One of the hardest things to do is ask for help. It is hard to admit that we can’t do it anymore, that we are overwhelmed, exhausted and afraid of letting our loved one down. Asking for help is making ourselves vulnerable, and who the heck wants to do that?
But you opened this blog to read this topic, so either you are a caregiver or you know someone who is struggling with their caregiver role. So let me share some insights about caregiving that could help you or someone you know with their role as caregiver.
- Caregiving is one of the toughest jobs you will ever have.
- You need to make difficult decisions on sensitive, emotionally charged issues
- Caregiving isn’t parenting.
- Caregiving can be uncomfortable and sometimes embarrassing for the patient and the caregiver
- Caregiver burnout is a REAL thing
The symptoms of caregiver burnout are similar to the symptoms of stress and depression.

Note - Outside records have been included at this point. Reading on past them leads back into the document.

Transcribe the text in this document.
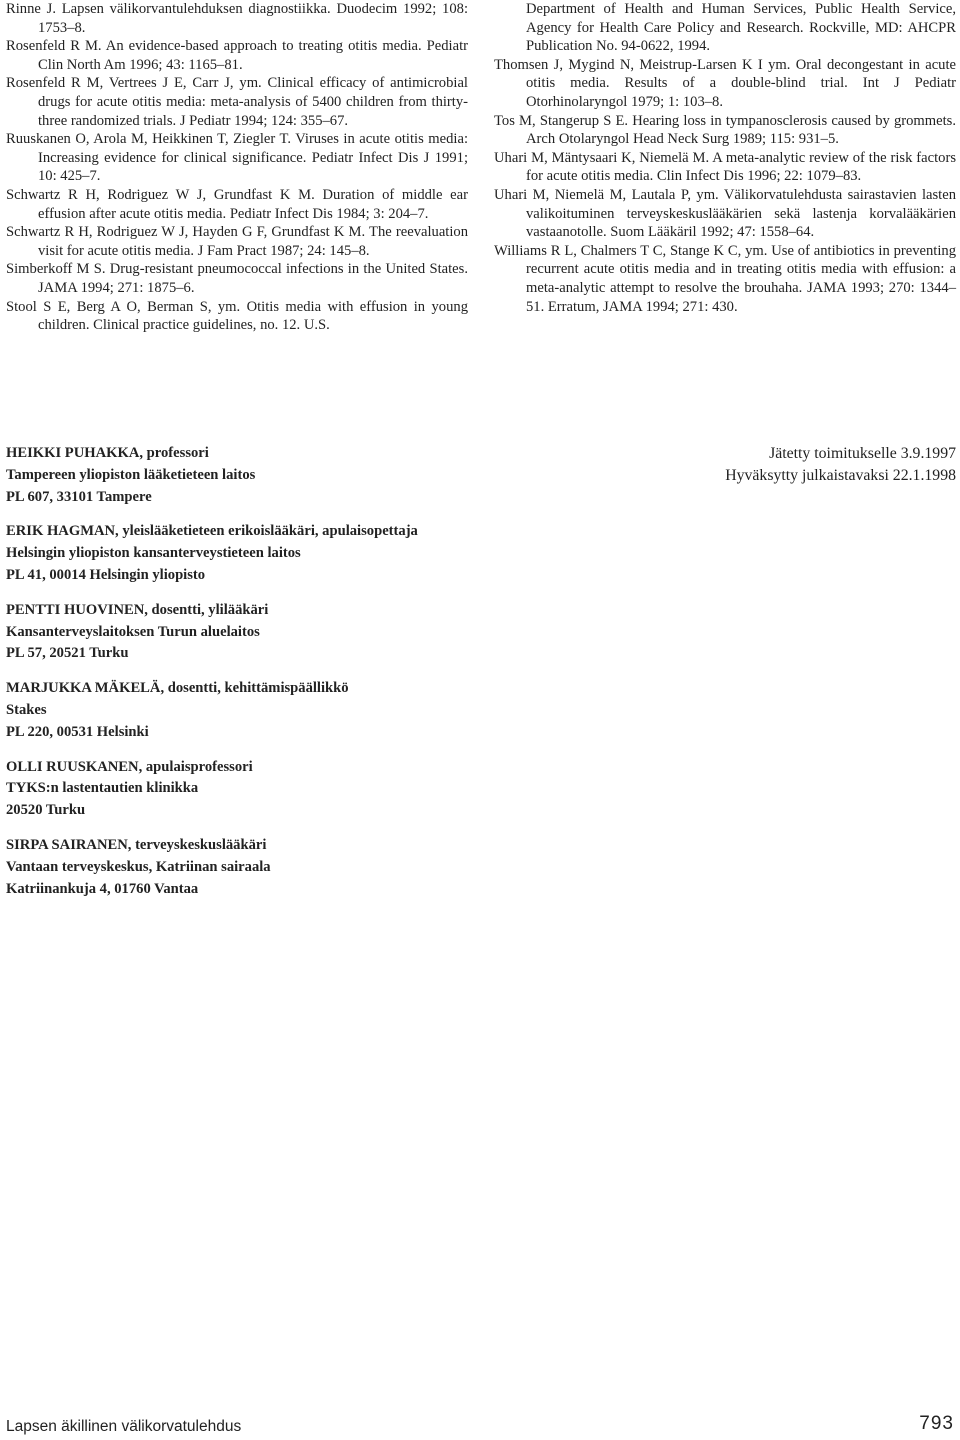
Rinne J. Lapsen välikorvantulehduksen diagnostiikka. Duodecim 1992; 108: 1753–8.

Rosenfeld R M. An evidence-based approach to treating otitis media. Pediatr Clin North Am 1996; 43: 1165–81.

Rosenfeld R M, Vertrees J E, Carr J, ym. Clinical efficacy of antimicrobial drugs for acute otitis media: meta-analysis of 5400 children from thirty-three randomized trials. J Pediatr 1994; 124: 355–67.

Ruuskanen O, Arola M, Heikkinen T, Ziegler T. Viruses in acute otitis media: Increasing evidence for clinical significance. Pediatr Infect Dis J 1991; 10: 425–7.

Schwartz R H, Rodriguez W J, Grundfast K M. Duration of middle ear effusion after acute otitis media. Pediatr Infect Dis 1984; 3: 204–7.

Schwartz R H, Rodriguez W J, Hayden G F, Grundfast K M. The reevaluation visit for acute otitis media. J Fam Pract 1987; 24: 145–8.

Simberkoff M S. Drug-resistant pneumococcal infections in the United States. JAMA 1994; 271: 1875–6.

Stool S E, Berg A O, Berman S, ym. Otitis media with effusion in young children. Clinical practice guidelines, no. 12. U.S.

Department of Health and Human Services, Public Health Service, Agency for Health Care Policy and Research. Rockville, MD: AHCPR Publication No. 94-0622, 1994.

Thomsen J, Mygind N, Meistrup-Larsen K I ym. Oral decongestant in acute otitis media. Results of a double-blind trial. Int J Pediatr Otorhinolaryngol 1979; 1: 103–8.

Tos M, Stangerup S E. Hearing loss in tympanosclerosis caused by grommets. Arch Otolaryngol Head Neck Surg 1989; 115: 931–5.

Uhari M, Mäntysaari K, Niemelä M. A meta-analytic review of the risk factors for acute otitis media. Clin Infect Dis 1996; 22: 1079–83.

Uhari M, Niemelä M, Lautala P, ym. Välikorvatulehdusta sairastavien lasten valikoituminen terveyskeskuslääkärien sekä lastenja korvalääkärien vastaanotolle. Suom Lääkäril 1992; 47: 1558–64.

Williams R L, Chalmers T C, Stange K C, ym. Use of antibiotics in preventing recurrent acute otitis media and in treating otitis media with effusion: a meta-analytic attempt to resolve the brouhaha. JAMA 1993; 270: 1344–51. Erratum, JAMA 1994; 271: 430.

HEIKKI PUHAKKA, professori
Tampereen yliopiston lääketieteen laitos
PL 607, 33101 Tampere
ERIK HAGMAN, yleislääketieteen erikoislääkäri, apulaisopettaja
Helsingin yliopiston kansanterveystieteen laitos
PL 41, 00014 Helsingin yliopisto
PENTTI HUOVINEN, dosentti, ylilääkäri
Kansanterveyslaitoksen Turun aluelaitos
PL 57, 20521 Turku
MARJUKKA MÄKELÄ, dosentti, kehittämispäällikkö
Stakes
PL 220, 00531 Helsinki
OLLI RUUSKANEN, apulaisprofessori
TYKS:n lastentautien klinikka
20520 Turku
SIRPA SAIRANEN, terveyskeskuslääkäri
Vantaan terveyskeskus, Katriinan sairaala
Katriinankuja 4, 01760 Vantaa
Jätetty toimitukselle 3.9.1997
Hyväksytty julkaistavaksi 22.1.1998
Lapsen äkillinen välikorvatulehdus	793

They include:
· Withdrawal from friends and family
· Loss of interest in activities previously enjoyed
· Feeling blue, irritable, hopeless, and helpless
· Changes in appetite, weight, or both
· Changes in sleep patterns
· Getting sick more often
· Feelings of wanting to hurt yourself or the person for whom you are caring
· Emotional and physical exhaustion
· Excessive use of alcohol and/or sleep medications
(Taken from WedMd; http://www.webmd.com/women/caregiver-recognizing-burnout#1)

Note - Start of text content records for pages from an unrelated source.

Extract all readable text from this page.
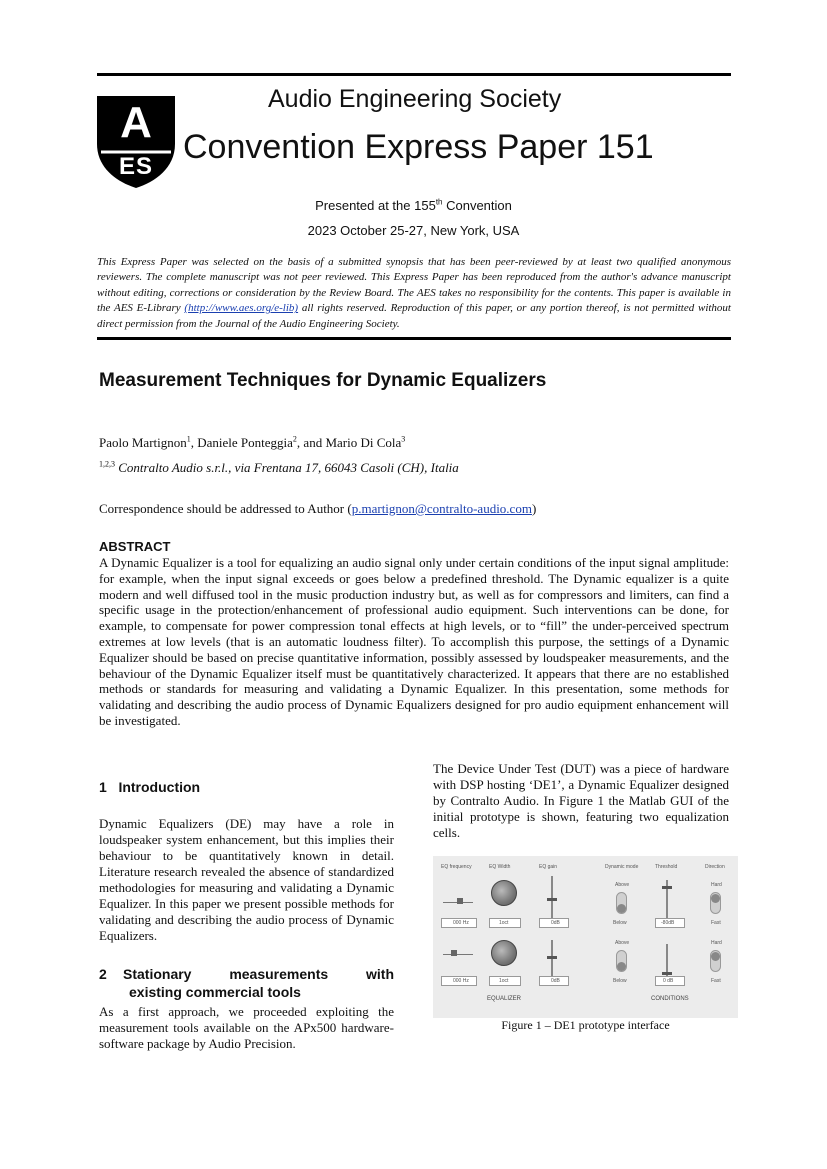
A
ES
Audio Engineering Society
Convention Express Paper 151
Presented at the 155th Convention
2023 October 25-27, New York, USA
This Express Paper was selected on the basis of a submitted synopsis that has been peer-reviewed by at least two qualified anonymous reviewers. The complete manuscript was not peer reviewed. This Express Paper has been reproduced from the author's advance manuscript without editing, corrections or consideration by the Review Board. The AES takes no responsibility for the contents. This paper is available in the AES E-Library (http://www.aes.org/e-lib) all rights reserved. Reproduction of this paper, or any portion thereof, is not permitted without direct permission from the Journal of the Audio Engineering Society.
Measurement Techniques for Dynamic Equalizers
Paolo Martignon$^1$, Daniele Ponteggia$^2$, and Mario Di Cola$^3$
$^{1,2,3}$ Contralto Audio s.r.l., via Frentana 17, 66043 Casoli (CH), Italia
Correspondence should be addressed to Author (p.martignon@contralto-audio.com)
ABSTRACT
A Dynamic Equalizer is a tool for equalizing an audio signal only under certain conditions of the input signal amplitude: for example, when the input signal exceeds or goes below a predefined threshold. The Dynamic equalizer is a quite modern and well diffused tool in the music production industry but, as well as for compressors and limiters, can find a specific usage in the protection/enhancement of professional audio equipment. Such interventions can be done, for example, to compensate for power compression tonal effects at high levels, or to “fill” the under-perceived spectrum extremes at low levels (that is an automatic loudness filter). To accomplish this purpose, the settings of a Dynamic Equalizer should be based on precise quantitative information, possibly assessed by loudspeaker measurements, and the behaviour of the Dynamic Equalizer itself must be quantitatively characterized. It appears that there are no established methods or standards for measuring and validating a Dynamic Equalizer. In this presentation, some methods for validating and describing the audio process of Dynamic Equalizers designed for pro audio equipment enhancement will be investigated.
1   Introduction
Dynamic Equalizers (DE) may have a role in loudspeaker system enhancement, but this implies their behaviour to be quantitatively known in detail. Literature research revealed the absence of standardized methodologies for measuring and validating a Dynamic Equalizer. In this paper we present possible methods for validating and describing the audio process of Dynamic Equalizers.
2   Stationary       measurements       with
existing commercial tools
As a first approach, we proceeded exploiting the measurement tools available on the APx500 hardware-software package by Audio Precision.
The Device Under Test (DUT) was a piece of hardware with DSP hosting ‘DE1’, a Dynamic Equalizer designed by Contralto Audio. In Figure 1 the Matlab GUI of the initial prototype is shown, featuring two equalization cells.
EQ frequency	EQ Width	EQ gain	Dynamic mode	Threshold	Direction
000 Hz	1oct	0dB
Above
Below	-80dB
Hard
Fast
000 Hz	1oct	0dB
Above
Below	0 dB
Hard
Fast
EQUALIZER	CONDITIONS
Figure 1 – DE1 prototype interface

If you recognize these signs in yourself or another caregiver in your life, take some steps to prevent or reduce burnout.
Here are several options:
- Talk to another family member or close friend you can trust. Ask them for support and/or help. Seek out respite care from family, friends or local organizations.

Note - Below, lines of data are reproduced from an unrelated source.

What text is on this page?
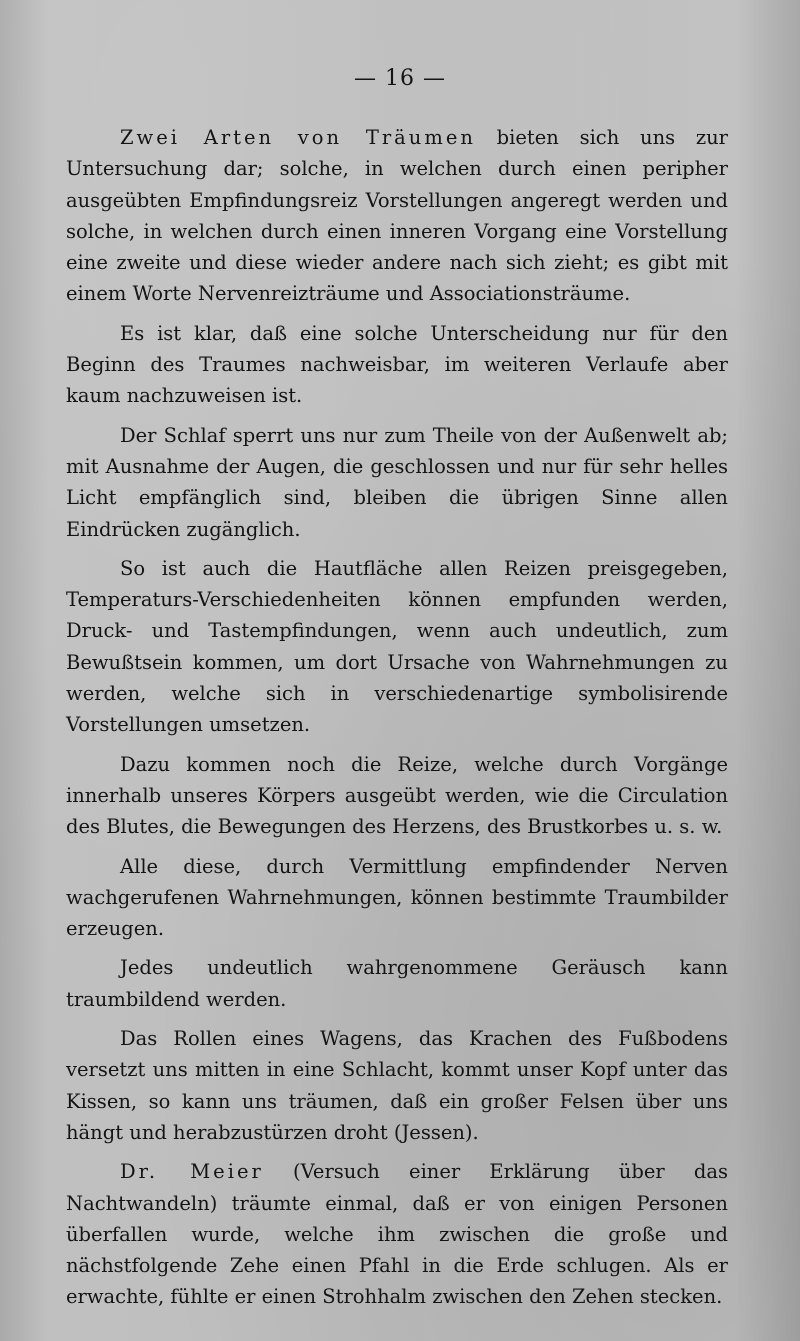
— 16 —

Zwei Arten von Träumen bieten sich uns zur Untersuchung dar; solche, in welchen durch einen peripher ausgeübten Empfindungsreiz Vorstellungen angeregt werden und solche, in welchen durch einen inneren Vorgang eine Vorstellung eine zweite und diese wieder andere nach sich zieht; es gibt mit einem Worte Nervenreizträume und Associationsträume.

Es ist klar, daß eine solche Unterscheidung nur für den Beginn des Traumes nachweisbar, im weiteren Verlaufe aber kaum nachzuweisen ist.

Der Schlaf sperrt uns nur zum Theile von der Außenwelt ab; mit Ausnahme der Augen, die geschlossen und nur für sehr helles Licht empfänglich sind, bleiben die übrigen Sinne allen Eindrücken zugänglich.

So ist auch die Hautfläche allen Reizen preisgegeben, Temperaturs-Verschiedenheiten können empfunden werden, Druck- und Tastempfindungen, wenn auch undeutlich, zum Bewußtsein kommen, um dort Ursache von Wahrnehmungen zu werden, welche sich in verschiedenartige symbolisirende Vorstellungen umsetzen.

Dazu kommen noch die Reize, welche durch Vorgänge innerhalb unseres Körpers ausgeübt werden, wie die Circulation des Blutes, die Bewegungen des Herzens, des Brustkorbes u. s. w.

Alle diese, durch Vermittlung empfindender Nerven wachgerufenen Wahrnehmungen, können bestimmte Traumbilder erzeugen.

Jedes undeutlich wahrgenommene Geräusch kann traumbildend werden.

Das Rollen eines Wagens, das Krachen des Fußbodens versetzt uns mitten in eine Schlacht, kommt unser Kopf unter das Kissen, so kann uns träumen, daß ein großer Felsen über uns hängt und herabzustürzen droht (Jessen).

Dr. Meier (Versuch einer Erklärung über das Nachtwandeln) träumte einmal, daß er von einigen Personen überfallen wurde, welche ihm zwischen die große und nächstfolgende Zehe einen Pfahl in die Erde schlugen. Als er erwachte, fühlte er einen Strohhalm zwischen den Zehen stecken.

- Take care of yourself. It is all things we have heard a million times; eat a balanced diet, get a good night’s sleep, exercise, and limit alcohol intake. While doing all these things when you aren’t a caregiver seems impossible, focusing on one or two areas can have an impact in reducing burnout.
- If you notice that you seem to feel your burnout increasing, contact a professional. Cancer Patient Services offers individual sessions with Licensed Mental Health Professionals to not only our clients, but their caregivers and family members. We realize that a cancer diagnosis impacts the whole family and offer support to everyone affected.